Isaac Bell’s fiancée was in the moving picture line. She had caught the last boat train
from London after photographing King Edward VII’s funeral procession for Picture World
News Reels. Cine-negatives from the taking machines she had stationed along the route had
been immediately developed, washed, dried, and printed. Tonight—only nine hours after old
“King Teddy” had been buried—five hundred and twenty feet of “topical film” was showing in
the Piccadilly theaters, and the hardworking director was enjoying a hot bath in her First
Class room along the Mauretania’s promenade deck.
“No one doubts the ardor of your courtship,” Archie said with a wink so suggestive it
would have earned any other man a fist in the eye. “And who but the blind could fail to
notice the colossal emerald on her finger that signifies your engagement? Yet friends
observe that it’s been a while since you announced . . . cold feet?”
“Not mine,” said Bell. “Nor Marion’s,” he added hastily. “We’re both so busy we haven’t
time to nail down a date.”
“Now’s your chance.
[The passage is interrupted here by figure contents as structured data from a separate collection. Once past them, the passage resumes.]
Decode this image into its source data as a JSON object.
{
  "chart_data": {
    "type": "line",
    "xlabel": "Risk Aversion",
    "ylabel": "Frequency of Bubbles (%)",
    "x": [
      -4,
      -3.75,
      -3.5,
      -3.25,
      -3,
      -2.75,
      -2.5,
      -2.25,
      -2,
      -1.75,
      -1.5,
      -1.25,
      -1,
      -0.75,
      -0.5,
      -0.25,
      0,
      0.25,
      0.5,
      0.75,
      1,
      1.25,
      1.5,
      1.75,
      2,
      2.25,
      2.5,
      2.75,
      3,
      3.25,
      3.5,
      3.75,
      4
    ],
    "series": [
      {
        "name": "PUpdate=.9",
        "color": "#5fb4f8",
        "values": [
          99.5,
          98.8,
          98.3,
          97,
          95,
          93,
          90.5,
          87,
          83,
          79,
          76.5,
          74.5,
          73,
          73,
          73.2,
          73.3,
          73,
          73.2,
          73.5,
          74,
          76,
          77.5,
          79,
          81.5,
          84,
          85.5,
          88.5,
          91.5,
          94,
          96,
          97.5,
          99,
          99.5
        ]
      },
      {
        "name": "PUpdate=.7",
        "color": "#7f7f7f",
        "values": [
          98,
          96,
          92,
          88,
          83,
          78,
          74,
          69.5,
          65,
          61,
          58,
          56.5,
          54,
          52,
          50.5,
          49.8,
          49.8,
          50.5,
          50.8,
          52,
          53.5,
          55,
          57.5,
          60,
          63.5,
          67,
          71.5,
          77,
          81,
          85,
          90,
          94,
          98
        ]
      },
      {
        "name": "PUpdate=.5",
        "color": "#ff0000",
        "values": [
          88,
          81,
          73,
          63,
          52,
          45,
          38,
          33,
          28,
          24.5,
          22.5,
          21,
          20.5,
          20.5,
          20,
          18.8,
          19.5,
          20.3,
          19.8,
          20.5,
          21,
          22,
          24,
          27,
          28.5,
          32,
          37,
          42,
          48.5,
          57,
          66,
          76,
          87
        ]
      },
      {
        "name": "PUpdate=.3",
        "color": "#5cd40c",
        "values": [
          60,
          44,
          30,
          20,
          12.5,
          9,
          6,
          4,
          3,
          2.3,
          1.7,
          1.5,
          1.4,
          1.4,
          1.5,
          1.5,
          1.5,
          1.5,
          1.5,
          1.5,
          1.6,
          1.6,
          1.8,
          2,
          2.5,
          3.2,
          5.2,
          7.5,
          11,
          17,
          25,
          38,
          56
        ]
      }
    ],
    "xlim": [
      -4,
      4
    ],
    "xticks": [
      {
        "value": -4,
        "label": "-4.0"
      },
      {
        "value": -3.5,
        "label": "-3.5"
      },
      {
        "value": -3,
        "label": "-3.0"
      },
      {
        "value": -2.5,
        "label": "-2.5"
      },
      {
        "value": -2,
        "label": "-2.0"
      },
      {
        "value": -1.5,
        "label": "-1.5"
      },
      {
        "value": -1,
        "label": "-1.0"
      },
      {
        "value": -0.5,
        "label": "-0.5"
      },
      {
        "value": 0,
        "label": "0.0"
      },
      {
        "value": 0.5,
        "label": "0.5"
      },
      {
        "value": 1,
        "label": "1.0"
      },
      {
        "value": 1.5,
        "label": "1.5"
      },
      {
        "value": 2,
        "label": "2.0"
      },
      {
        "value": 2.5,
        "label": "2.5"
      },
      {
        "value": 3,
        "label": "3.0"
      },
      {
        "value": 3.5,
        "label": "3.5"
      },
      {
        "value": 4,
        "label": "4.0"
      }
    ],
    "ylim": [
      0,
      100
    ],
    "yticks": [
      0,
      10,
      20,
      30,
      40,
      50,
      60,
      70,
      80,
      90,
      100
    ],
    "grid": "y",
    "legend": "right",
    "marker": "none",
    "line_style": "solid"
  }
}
Four and a half days on the high seas. She can’t escape.” Archie
gestured with his cigar up at the Mauretania’s darkened bridge and asked casually,
as if he and his wife had not conjured up this conversation the day they booked passage,
“What do you say we ask the captain to marry you?”
“Miles ahead of you, Archie.”
“What do you mean?”
A big grin lighted Bell’s face with a row of strong, even teeth that practically
flashed in the dark. “I’ve already spoken with Captain Turner.”
“We’re on! ” Archie grabbed Bell’s hand and shook it vigorously. “I’m best man.
Lillian’s matron of honor. And we’ve got a boatload of wedding guests. I snuck a look at
the manifest. Mauretania is carrying half the ‘Four Hundred’ and a fair slice of
Burke’s Peerage.”
Bell’s grin set in a determined smile. “Now all I have to do is corral Marion.”